Naval Fleet Size - Navy officials have repeatedly said they want to maintain
a 300-ship force. But Undersecretary Jerry M. Hultin does not believe ship quantities
necessarily translate into naval clout.
"We are trying more and more to look at capability versus platforms,"
Hultin told Washington Pulse. "We have continued to view 300 ships as a
good litmus test for what's the strength of the Navy. [But] we'll always ask,
'how capable are the ships we've got?"
Missile Threat - North Korea's staying power may be surprising, but Army Gen.
John H. Tilelli, Jr., commander in chief of U.S. forces in South Korea, doubts
that the North Korean military will be able to sustain a long campaign-the kind
necessary to conquer South Korea. He is concerned, however, about the North's
growing missile capability. The North recently tested a three-stage rocket,
which may be capable of hitting the United States and is still two or three
years away from deployment. But Tilelli noted that the communist nation has
finished testing and is building shorter range missiles that "pose a very
real threat to the Republic of Korea."
North Korea's Resilience - Although North Korea's economy is "very sick,"
Tilleli is not ready to predict the regime's collapse any time soon. "The
North Korean regime is very resilient," he said. The North Korean military
has been largely protected from the food shortages and other desperate economic
problems plaguing the country, Tilelli said, adding: "We see Kim Jung Il
in charge. The military is loyal to him. I guess that's the bottom line."
Management Problems - The high-risk problems identified in the annual General
Accounting Office's review of the Defense Department include catch phrases such
as Y2K and price-based acquisition. It also calls for the removal of untested
and emerging technology from acquisition plans, citing the exponential cost
increase they can impose.
The long-term problems will probably get worse before they get better, say observers,
because the antiquated processes being used now will be further strained by
reform before they are replaced.
Star Wars by 2010 - Acting Air Force Secretary F. Whitten Peters vowed the
Air Force will move forward to deploy a space-based laser around 2010.

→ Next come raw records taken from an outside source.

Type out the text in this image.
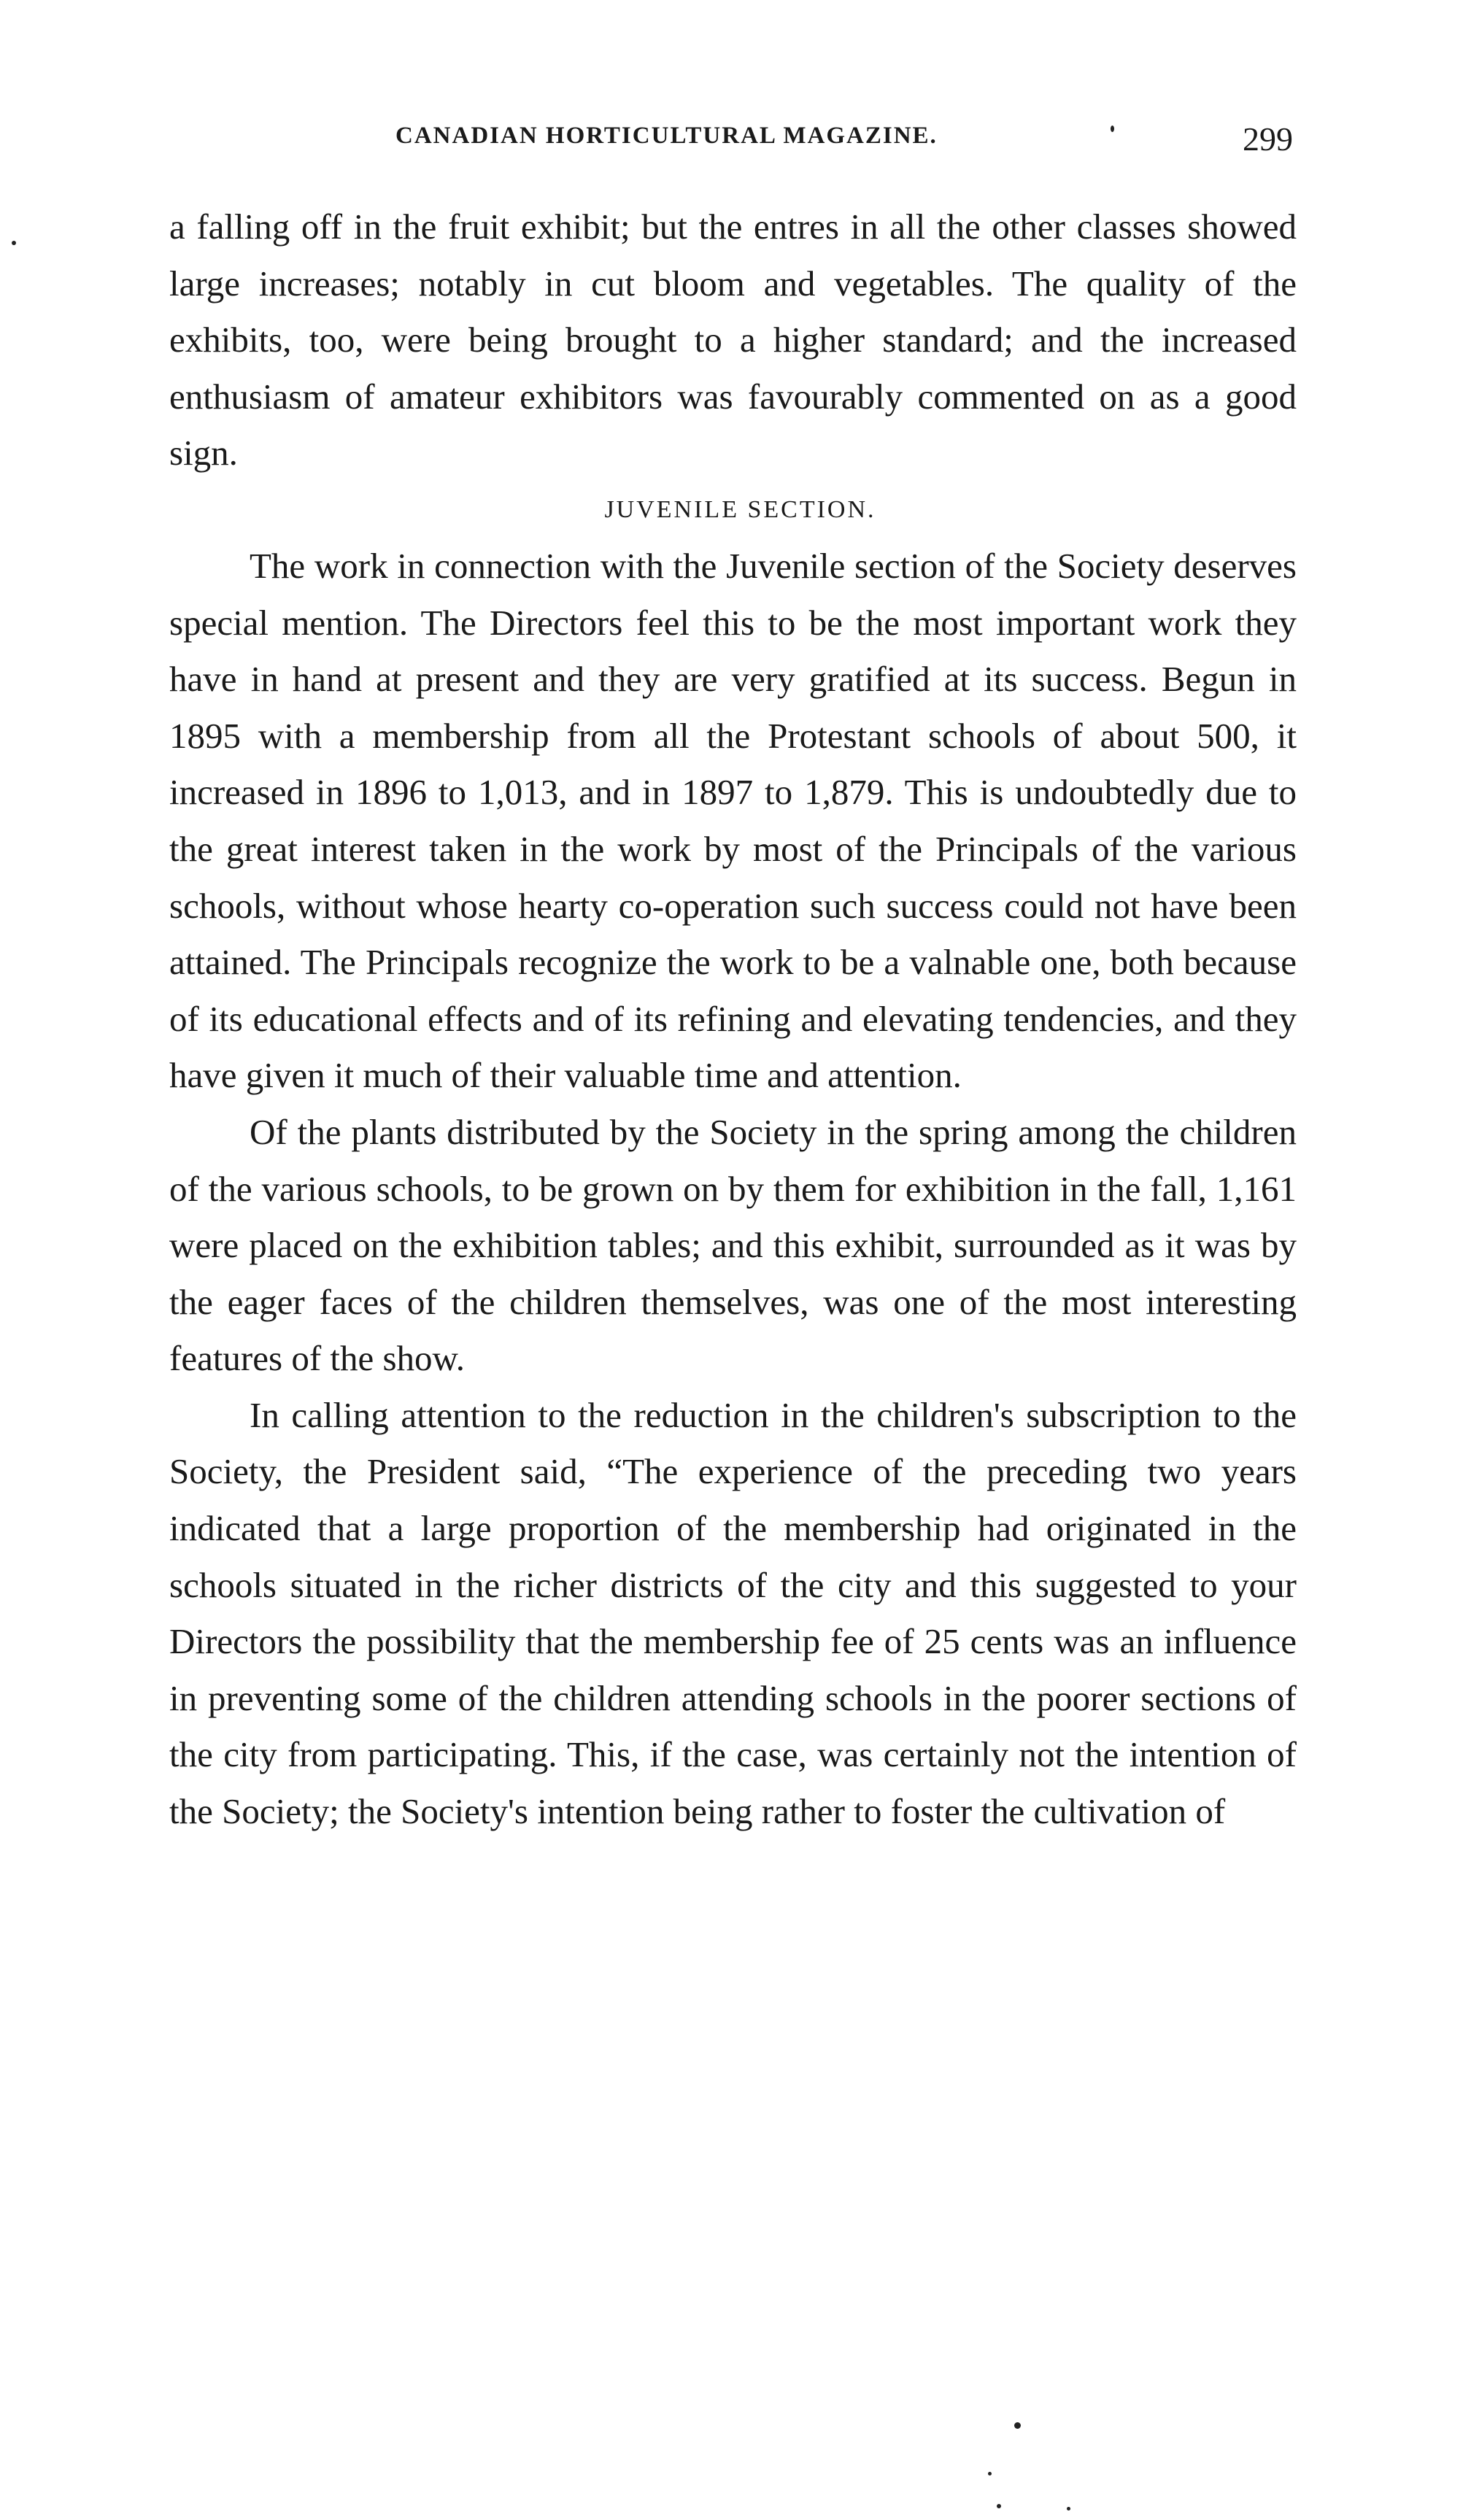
CANADIAN HORTICULTURAL MAGAZINE.	299

a falling off in the fruit exhibit; but the entres in all the other classes showed large increases; notably in cut bloom and vegetables. The quality of the exhibits, too, were being brought to a higher standard; and the increased enthusiasm of amateur exhibitors was favourably commented on as a good sign.

JUVENILE SECTION.

The work in connection with the Juvenile section of the Society deserves special mention. The Directors feel this to be the most important work they have in hand at present and they are very gratified at its success. Begun in 1895 with a membership from all the Protestant schools of about 500, it increased in 1896 to 1,013, and in 1897 to 1,879. This is undoubtedly due to the great interest taken in the work by most of the Principals of the various schools, without whose hearty co-operation such success could not have been attained. The Principals recognize the work to be a valnable one, both because of its educational effects and of its refining and elevating tendencies, and they have given it much of their valuable time and attention.

Of the plants distributed by the Society in the spring among the children of the various schools, to be grown on by them for exhibition in the fall, 1,161 were placed on the exhibition tables; and this exhibit, surrounded as it was by the eager faces of the children themselves, was one of the most interesting features of the show.

In calling attention to the reduction in the children's subscription to the Society, the President said, “The experience of the preceding two years indicated that a large proportion of the membership had originated in the schools situated in the richer districts of the city and this suggested to your Directors the possibility that the membership fee of 25 cents was an influence in preventing some of the children attending schools in the poorer sections of the city from participating. This, if the case, was certainly not the intention of the Society; the Society's intention being rather to foster the cultivation of
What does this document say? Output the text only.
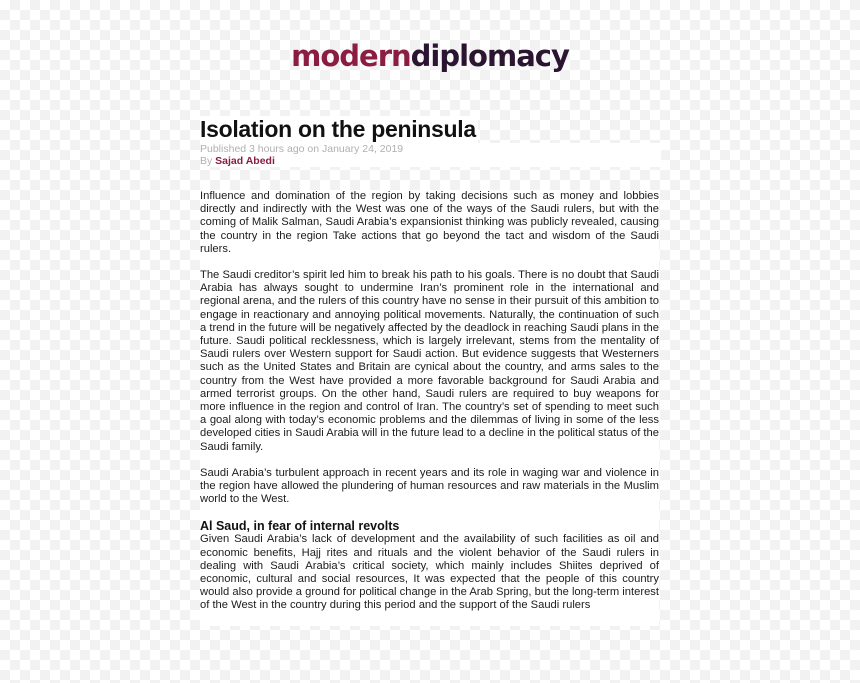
moderndiplomacy
Isolation on the peninsula
Published 3 hours ago on January 24, 2019
By Sajad Abedi

Influence and domination of the region by taking decisions such as money and lobbies directly and indirectly with the West was one of the ways of the Saudi rulers, but with the coming of Malik Salman, Saudi Arabia’s expansionist thinking was publicly revealed, causing the country in the region Take actions that go beyond the tact and wisdom of the Saudi rulers.

The Saudi creditor’s spirit led him to break his path to his goals. There is no doubt that Saudi Arabia has always sought to undermine Iran’s prominent role in the international and regional arena, and the rulers of this country have no sense in their pursuit of this ambition to engage in reactionary and annoying political movements. Naturally, the continuation of such a trend in the future will be negatively affected by the deadlock in reaching Saudi plans in the future. Saudi political recklessness, which is largely irrelevant, stems from the mentality of Saudi rulers over Western support for Saudi action. But evidence suggests that Westerners such as the United States and Britain are cynical about the country, and arms sales to the country from the West have provided a more favorable background for Saudi Arabia and armed terrorist groups. On the other hand, Saudi rulers are required to buy weapons for more influence in the region and control of Iran. The country’s set of spending to meet such a goal along with today’s economic problems and the dilemmas of living in some of the less developed cities in Saudi Arabia will in the future lead to a decline in the political status of the Saudi family.

Saudi Arabia’s turbulent approach in recent years and its role in waging war and violence in the region have allowed the plundering of human resources and raw materials in the Muslim world to the West.

Al Saud, in fear of internal revolts

Given Saudi Arabia’s lack of development and the availability of such facilities as oil and economic benefits, Hajj rites and rituals and the violent behavior of the Saudi rulers in dealing with Saudi Arabia’s critical society, which mainly includes Shiites deprived of economic, cultural and social resources, It was expected that the people of this country would also provide a ground for political change in the Arab Spring, but the long-term interest of the West in the country during this period and the support of the Saudi rulers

He told the Defense Writers Group in Washington, D.C., that "2010 would
be the launch of something closer to what a future program might look like than
what we had planned a year ago."
Future Rounds - Short term savings will not be coming from BRAC activity, says
George Shaw, director of planning for Raytheon Training and Service Company,
Arlington, Virginia. The earliest BRAC could start is 2001 with 2005 being a
more realistic date, he thinks. Real dollar savings will be seven to 10 years
later.
The Next Chief - With Army Gen. Hugh Shelton's term as Chairman of the Joint
Chiefs of Staff coming to an end this summer, no specific names have come out
on top for a potential successor. The job is not as attractive now as it once
was because the next chief has to deal with the 2000 Quadrennial Defense Review,
say Pentagon insiders.
Legislation Bundling - Civil/military integration is on stage to be a packaged
issue on Capitol Hill this session, according to Ella Schiralli, a government
contracts advisor with Manatt, Phelp & Phillips, Washington, D.C. The legislation
will target barriers that prevent commercial leaders from doing business with
the government and could include price standardization and more freedom for
program managers.
Association Merger - In a move that portends future synergies between unmanned
aerial vehicles and smart munitions, the Precision Strike Association (PSA)
and the Association for Unmanned Systems International plan to merge their operations
by January 1, 2000, according to PSA Chairman Dick Rumpf.